Three regional banks based in different parts of the country reported encouraging trends in corporate lending this week – an indication that ongoing supply chain problems are being offset by other factors that are driving demand for business loans.
Fifth Third Bancorp in Cincinnati, Synovus Financial in Columbus, Georgia, and Zions Bancorporation in Salt Lake City all saw quarterly increases in major corporate credit categories after exiting the Paycheck Protection Program.
The improvements were generally modest but fit a broader picture of incremental gains in corporate lending.

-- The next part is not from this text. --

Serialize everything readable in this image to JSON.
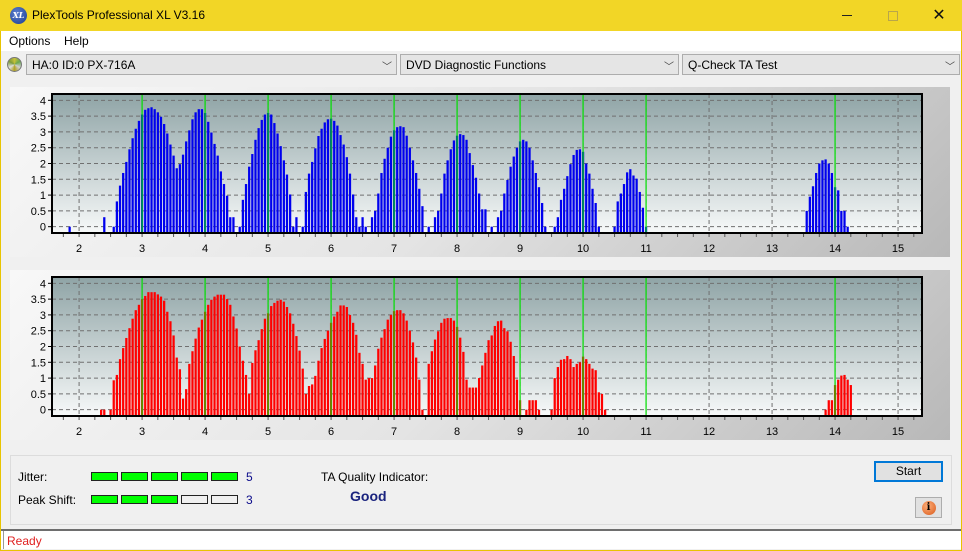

Business loan volumes were generally weak during the pandemic, as many business owners shied away from increasing their debt levels.
But across the industry, the eight-week moving average for commercial and industrial loan growth, excluding PPP loans, has been positive for the past 18 weeks, analysts at Piper Sandler wrote in a research note released Monday.
The latest weekly data suggests that “this closely watched segment of bank lending has bottomed out and is starting to move towards a hoped-for recovery,” the analysts wrote.
This optimistic mood coincided with the messages of Fifth Third Chairman and CEO Greg Carmichael and his colleagues at Synovus and Zions.
“We’re seeing good momentum out there once again,” Carmichael told analysts on Tuesday.
In the third quarter, Fifth Third saw commercial loan production grow 5% compared to the second quarter, making July through September the strongest period since late 2019.
Fifth Third said it had added 419 new business customers so far this year, more than in 2018 and 2019. The $ 207.7 billion asset bank operates primarily in the Midwest and Southeast.
Compared to the second quarter, commercial and industrial loans, which make up the bulk of Fifth Third’s commercial loan book, rose 1% and increased 4% if the impact of the paycheck protection loan is excluded. They remained well below the level of the previous year.
Fifth Third expects the recent recovery to continue in the coming months, although labor and supply chain shortages will be a “wild card,” said President Timothy Spence.
Some hotels, facing a tight labor market, only clean rooms when guests leave, he said. Meanwhile, one electronics customer “just had holes in the walls” because they couldn’t get enough parts to fill orders and rebuild their inventory.
While these factors have kept companies from drawing on their available lines of credit, Fifth Third executives still expect a slight spike in the final three months of 2021 – and further improvement as the supply chain tightness subsides.
Corporate borrowers are less likely to have reached their available lines of credit, but Fifth Third is seeing greater demand from midsize businesses, executives said.
Two catalysts are increased interest in mergers and an increase in capital spending, driven in part by companies looking to replace manual processes with equipment and automation, Spence said.
At Synovus, corporate lending skyrocketed in the third quarter and its robust pipelines suggest continued strong growth, executives said. Excluding PPP lending off banks’ balance sheets as borrowers seek forgiveness under the federal pandemic relief program, commercial and industrial lending increased sequentially by $ 602 million.
Kevin Blair, president and CEO of the bank, said heavy commercial loan production more than made up for still high loan repayments and repayments.
“Loan growth was extremely strong in the quarter as the production of financed commercial loans increased nearly 70% compared to the previous quarter,” Blair said on a call Tuesday to discuss third quarter results. “We expect this momentum to continue in the fourth quarter as the commercial pipelines remain robust.”
Growth was broad-based at the $ 55.5 billion asset bank, which operates across much of the southeastern United States. Blair said the strong demand for C&I credit spanned almost every sector from insurance and healthcare to construction and manufacturing. Credit pipelines have increased 20% since early 2021, he said.
“So we’re very confident about the production side of the equation,” said Blair.
The higher loan volume helped offset the nagging headwinds from low interest rates. Net interest income increased 1% from the previous quarter to $ 385 million.
Zions, which operates in Texas and much of the west, has upgraded its credit growth outlook to “moderately increasing” after seeing a surge in commercial credit. After excluding PPP loans, loans increased $ 661 million, or 1.4%, from the previous quarter.
The increase was partly due to the strength of commercial home loans and owner-occupied commercial loans. In the latter area, the bank advertises special conditions.
“It has given all of our bankers something really exciting to talk about in a rather challenging time,” said Scott McLean, president and chief operating officer of Zions.
Zions is also seeing an increase in larger commercial loans and syndicated deals, despite the company’s executives saying they would stick to internal syndicated loan limits rather than increasing the bank’s risk appetite.
Some big banks also reported an improvement in commercial lending in the third quarter. PNC Financial Services Group announced last week that its commercial and industrial loans were 9.4% higher in the third quarter than in the same period last year. Wells Fargo reported that C&I loans at the end of the quarter were 1.7% higher than last year.